Ainsi, lors des consultations publiques sur le rapport Bernier en mars 2003, les associations patronales ont-elles poussé les hauts cris en affirmant que ce rapport « […] faisait fi d’un principe fondamental : les travailleurs atypiques, notamment les travailleurs autonomes, ne veulent pas être encadrés. Ils font ce genre de travail par choix, a-t-on beaucoup répété » (Boileau, 2003 : A1). Ces travailleuses et ces travailleurs « ne sont pas pris dans une cage à homards[24]  » et, si la situation ne leur convenait pas, ils ne seraient pas là.

Ce discours affirme que la flexibilité convient à ces personnes, qu’elles la recherchent, particulièrement les femmes, qui privilégieraient le temps partiel pour s’occuper de leur famille. Tout porte à croire que ce stéréotype trouve son origine dans le peu de valeur accordé au travail des femmes, longtemps considéré comme un travail n’apportant qu’un salaire d’appoint à celui du mari pourvoyeur.
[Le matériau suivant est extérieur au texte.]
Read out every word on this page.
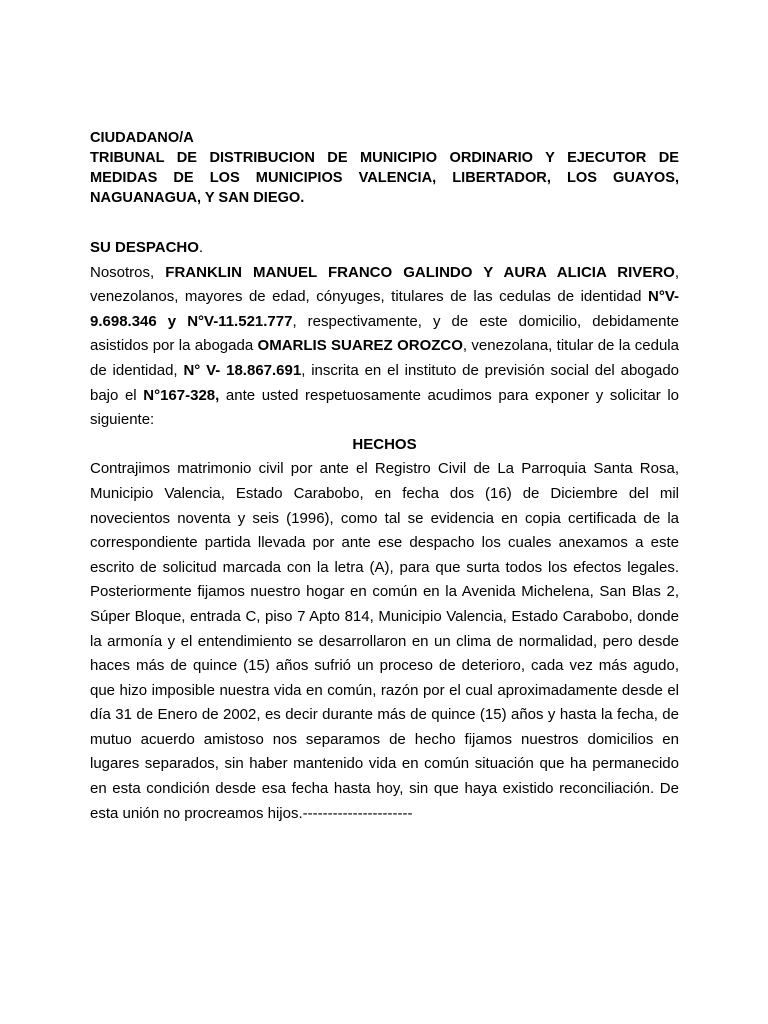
CIUDADANO/A
TRIBUNAL DE DISTRIBUCION DE MUNICIPIO ORDINARIO Y EJECUTOR DE MEDIDAS DE LOS MUNICIPIOS VALENCIA, LIBERTADOR, LOS GUAYOS, NAGUANAGUA, Y SAN DIEGO.
SU DESPACHO.

Nosotros, FRANKLIN MANUEL FRANCO GALINDO Y AURA ALICIA RIVERO, venezolanos, mayores de edad, cónyuges, titulares de las cedulas de identidad N°V-9.698.346 y N°V-11.521.777, respectivamente, y de este domicilio, debidamente asistidos por la abogada OMARLIS SUAREZ OROZCO, venezolana, titular de la cedula de identidad, N° V- 18.867.691, inscrita en el instituto de previsión social del abogado bajo el N°167-328, ante usted respetuosamente acudimos para exponer y solicitar lo siguiente:

HECHOS

Contrajimos matrimonio civil por ante el Registro Civil de La Parroquia Santa Rosa, Municipio Valencia, Estado Carabobo, en fecha dos (16) de Diciembre del mil novecientos noventa y seis (1996), como tal se evidencia en copia certificada de la correspondiente partida llevada por ante ese despacho los cuales anexamos a este escrito de solicitud marcada con la letra (A), para que surta todos los efectos legales. Posteriormente fijamos nuestro hogar en común en la Avenida Michelena, San Blas 2, Súper Bloque, entrada C, piso 7 Apto 814, Municipio Valencia, Estado Carabobo, donde la armonía y el entendimiento se desarrollaron en un clima de normalidad, pero desde haces más de quince (15) años sufrió un proceso de deterioro, cada vez más agudo, que hizo imposible nuestra vida en común, razón por el cual aproximadamente desde el día 31 de Enero de 2002, es decir durante más de quince (15) años y hasta la fecha, de mutuo acuerdo amistoso nos separamos de hecho fijamos nuestros domicilios en lugares separados, sin haber mantenido vida en común situación que ha permanecido en esta condición desde esa fecha hasta hoy, sin que haya existido reconciliación. De esta unión no procreamos hijos.----------------------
Pourtant, les statistiques démontrent que de 1976 à 1995, le temps partiel involontaire a augmenté de 524 % au Canada (ministère du Travail du Québec, 1998 : 17). Au Québec, sur l’ensemble des emplois à temps partiel, le temps partiel involontaire endogène (on réfère ici aux personnes qui voulaient travailler à temps plein mais qui n’ont pu se trouver un tel emploi) s’élevait en 1995 à 68 % et la proportion de personnes occupant un emploi à temps partiel en raison d’obligations personnelles ou familiales ne représentait que 4,9 % (1998 : 44-45). Si on regarde les statistiques ventilées par sexe, on comprend que si 69 % des femmes travaillant à temps partiel le faisaient volontairement en 1976, elles n’étaient plus que 37 % en 1995 (1998 : 47). La réalité a bien changé, mais les mythes perdurent et on continue d’affirmer que les femmes, surtout celles qui ont des enfants, sont peu attachées au marché du travail.

Cette vision des choses met de l’avant un discours qui « s’intègre dans une vaste entreprise de psychologisation de ce qui relève du politique et a pour fonction de justifier, de légitimer un système en faisant porter la responsabilité de l’exclusion sur l’individu » (Abécassis et Roche, 2001 : 17). La responsabilité des entreprises dans le développement de formes d’emplois précaires, de même que la finalité première du travail précaire, à savoir l’abaissement des coûts du travail, sont ainsi occultées.

On peut valablement questionner et même contester toute thèse qui prétend que si plus d’un emploi sur trois ne correspond pas à la norme du travail régulier à temps plein, et cela depuis près de trente ans, c’est que le tiers de la main-d’oeuvre souffre d’un problème de formation, d’employabilité et de compétence, ou qu’elle rêve de « liberté ». Ces statistiques indiquent plutôt une normalisation et une « systématisation » du phénomène, dans le sens où un véritable système économique et social est établi sur les formes d’emploi atypiques, les entreprises se structurant autour de la flexibilité de la main-d’oeuvre.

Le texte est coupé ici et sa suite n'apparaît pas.